Sports

Brave Carl Frampton bows out with brilliant legacy after cruel defeat by Jamel Herring

It was the end for Carl Frampton in Dubai late on Saturday night.

In round six of his last ever professional fight, Frampton was dropped, hurt, staggering, fighting back and then rescued from his own bravery by his corner and the referee.

Frampton was fighting Jamel Herring in the tiny ring, but the years of devotion, service, struggles and setbacks in the boxing game combined to make an enemy he simply could not resist. He became an old young man in a fight I thought he would win. It happens, boxing is cruel.

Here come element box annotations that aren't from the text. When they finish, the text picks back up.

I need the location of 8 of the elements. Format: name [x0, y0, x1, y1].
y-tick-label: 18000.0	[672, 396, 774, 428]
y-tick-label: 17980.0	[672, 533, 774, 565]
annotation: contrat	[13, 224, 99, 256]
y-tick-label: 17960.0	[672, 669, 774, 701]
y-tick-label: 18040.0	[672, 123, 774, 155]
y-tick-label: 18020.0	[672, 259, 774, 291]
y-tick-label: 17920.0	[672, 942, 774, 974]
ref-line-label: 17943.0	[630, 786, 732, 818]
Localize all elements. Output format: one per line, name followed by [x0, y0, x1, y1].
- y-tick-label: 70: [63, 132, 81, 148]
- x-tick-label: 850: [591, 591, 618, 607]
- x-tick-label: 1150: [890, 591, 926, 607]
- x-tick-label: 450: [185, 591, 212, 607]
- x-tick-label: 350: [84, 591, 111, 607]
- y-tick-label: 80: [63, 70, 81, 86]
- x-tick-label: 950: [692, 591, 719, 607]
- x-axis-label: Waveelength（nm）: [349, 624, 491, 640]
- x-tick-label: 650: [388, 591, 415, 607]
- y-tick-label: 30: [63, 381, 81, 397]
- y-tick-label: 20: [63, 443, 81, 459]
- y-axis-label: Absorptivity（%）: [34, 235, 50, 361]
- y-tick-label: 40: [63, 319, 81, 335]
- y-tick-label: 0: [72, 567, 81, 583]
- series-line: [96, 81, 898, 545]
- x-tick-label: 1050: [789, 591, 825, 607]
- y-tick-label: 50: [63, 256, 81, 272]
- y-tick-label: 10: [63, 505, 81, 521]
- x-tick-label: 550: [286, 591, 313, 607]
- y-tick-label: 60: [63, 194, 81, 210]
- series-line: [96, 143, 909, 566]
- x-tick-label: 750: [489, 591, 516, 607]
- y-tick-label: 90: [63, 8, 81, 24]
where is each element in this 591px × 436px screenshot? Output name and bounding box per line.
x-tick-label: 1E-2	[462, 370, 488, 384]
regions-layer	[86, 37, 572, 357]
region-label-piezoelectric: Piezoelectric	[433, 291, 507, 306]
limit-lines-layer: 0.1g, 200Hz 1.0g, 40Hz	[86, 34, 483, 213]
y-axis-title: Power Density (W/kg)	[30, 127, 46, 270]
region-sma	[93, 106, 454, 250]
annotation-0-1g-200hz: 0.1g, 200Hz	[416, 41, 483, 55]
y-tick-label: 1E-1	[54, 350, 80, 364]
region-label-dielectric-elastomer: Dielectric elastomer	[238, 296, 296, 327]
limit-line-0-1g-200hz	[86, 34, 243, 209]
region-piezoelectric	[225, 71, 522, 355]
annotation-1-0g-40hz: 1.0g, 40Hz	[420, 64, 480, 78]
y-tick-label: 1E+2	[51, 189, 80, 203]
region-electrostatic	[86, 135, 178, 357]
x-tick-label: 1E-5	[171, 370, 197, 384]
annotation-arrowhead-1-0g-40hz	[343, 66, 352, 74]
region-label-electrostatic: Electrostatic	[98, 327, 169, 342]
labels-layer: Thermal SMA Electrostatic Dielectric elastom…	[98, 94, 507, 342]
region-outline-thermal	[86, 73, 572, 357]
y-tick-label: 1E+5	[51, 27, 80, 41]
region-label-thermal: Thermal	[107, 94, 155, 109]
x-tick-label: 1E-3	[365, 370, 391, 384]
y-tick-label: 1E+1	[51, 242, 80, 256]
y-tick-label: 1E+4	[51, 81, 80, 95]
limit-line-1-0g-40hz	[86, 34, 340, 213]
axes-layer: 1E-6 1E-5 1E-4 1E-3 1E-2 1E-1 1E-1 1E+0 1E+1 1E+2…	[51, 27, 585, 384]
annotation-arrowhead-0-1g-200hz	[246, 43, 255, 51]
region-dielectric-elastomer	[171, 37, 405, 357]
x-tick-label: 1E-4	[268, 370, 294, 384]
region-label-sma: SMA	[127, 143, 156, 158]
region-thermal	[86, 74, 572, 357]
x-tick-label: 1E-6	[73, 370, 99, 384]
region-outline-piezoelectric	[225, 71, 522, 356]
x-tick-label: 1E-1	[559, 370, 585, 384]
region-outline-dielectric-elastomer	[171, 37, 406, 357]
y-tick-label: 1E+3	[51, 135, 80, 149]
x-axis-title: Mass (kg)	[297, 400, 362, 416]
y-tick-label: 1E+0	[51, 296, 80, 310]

He was on his feet when his boxing career finished officially at 1:40 of the sixth of his bold attempt to win a world title at a third weight. The record books will show the raw statistics and not the bloody sacrifices, the triumphs so great they sound epic when retold and nights that nobody in our unforgiving game will ever forget. And, Frampton was a pleasure to be with in fight week. I can hear the roar of his crowd now, that breathless moment when a big Frampton fight was about to start. It was a journey, a lovely journey.

“I said I would retire if I lost and I will retire, I’m done,” Frampton said in the ring at a venue with absolutely no heart and soul, pitched somewhere in the anonymous neon sprawl of Dubai. “I have to go home now and be with my wife and kids and devote the rest of my life to them.”

Frampton is 34, this loss was his third in 31 fights in a business he discovered as a child in Belfast – it is a business that suckered him in, made him famous, gave him wealth and insisted in exchange that he make it the number one priority in his life. He agreed. It’s a brutal deal the best fighters have to make and most agree with a heavy heart. Frampton was always looking at ways to extend his family time, it’s been a conflict for a long time: Herring’s calculated performance gave the Belfast idol the perfect exit. He finished his decade of glory praising his opponent and declaring his eternal love for his wife and kids – it was a masterful, mindful and emotional way to go. It was, in short, class.

The boxing game is packed with after-timing geniuses, but it was painfully clear from about one-minute of the first round that the old, smart, sharp and elusive Frampton was not in the Dubai ring. His legs looked heavy, his hands looked slow.

Herring had the reach and height advantage and never surrendered a single inch of the six or seven inches that he had; Herring moved, picked his shots with precision and growing power. The power was the real threat and not one that many were happy to consider when this fight was first made in December 2019. Herring was considered a big, awkward southpaw, a man with far fewer natural skills than Frampton; the one-time marine, scarred by what he witnessed as teenager on two tours of Iraq, was better than imagined. In his last fight, a messy defence of his WBO super-featherweight title, he was called a coward. Herring just kept smiling, he knew what he was capable of. And, Herring, by the way, is one of boxing’s truly nice guys.

In Dubai, the last venue for a nomadic fight, Frampton tried one thing, tried another and Herring just popped away with a simple jab, but it was a jab with jarring power. The first three rounds went that way, Frampton was short in every area. He forced the pace in the fourth and nicked it, but Herring remained composed, even when a cut on his right eyelid needed some emergency work at the end of the fourth.

Frampton was also marked under the right eye, his eyes sparkling as he came out for the fifth: a perfect left cross counter dropped Frampton. He was not hurt, not badly damaged, but he was shaken enough to back away. Herring had him, that’s the savage truth. In a million homes the shouting probably stopped as Frampton went back to Jamie Moore and Nigel Travis in his corner. Frampton’s fans knew what the corner knew: the end was written. It was a cold moment, it always is when a boxer and his people know a fight is lost before the final punches confirm it. It’s possible Carl had known from the start.

The American knew it as he came out for the sixth, his feet just a fraction closer, his punches just a bit more damaging. I feared for Frampton then. In the Channel Five studio with me was Josh Taylor, the world light-welterweight champion and an old, old friend of Frampton. “Herring’s looking to finish it,” he said, it was close to a whisper. Ten seconds later, Herring connected with a sickening left uppercut and Frampton went down heavily. He beat the count, Taylor could barely watch. The referee hovered close, Herring let his heavy fists go, they traded, Frampton tried, was caught and caught, staggered and then the towel was launched. Frampton had no complaints: His last fight was over.

Frampton stood one final time as a boxer in that temporary ring, in that tinsel town of promises and deceit and had a look of total shock and despair on his face. He will return forever to his family and boxing will have lost one of the finest fighters of the last ten or so years. He won world titles at two weights, led the chorus of approval and affection from fans he adored and was adored by.

There will be debates on his greatest night, the greatest win, moment, punch, celebration and people will debate long into the dark, dark night. There are so many memories, but perhaps the heartbreaking moment on Saturday night, his last words in defeat when he fought back the tears and declared his love and devotion for his wife and children will always be the moment that Frampton’s fans agree on. That took some guts. Carl, thanks for so many memories.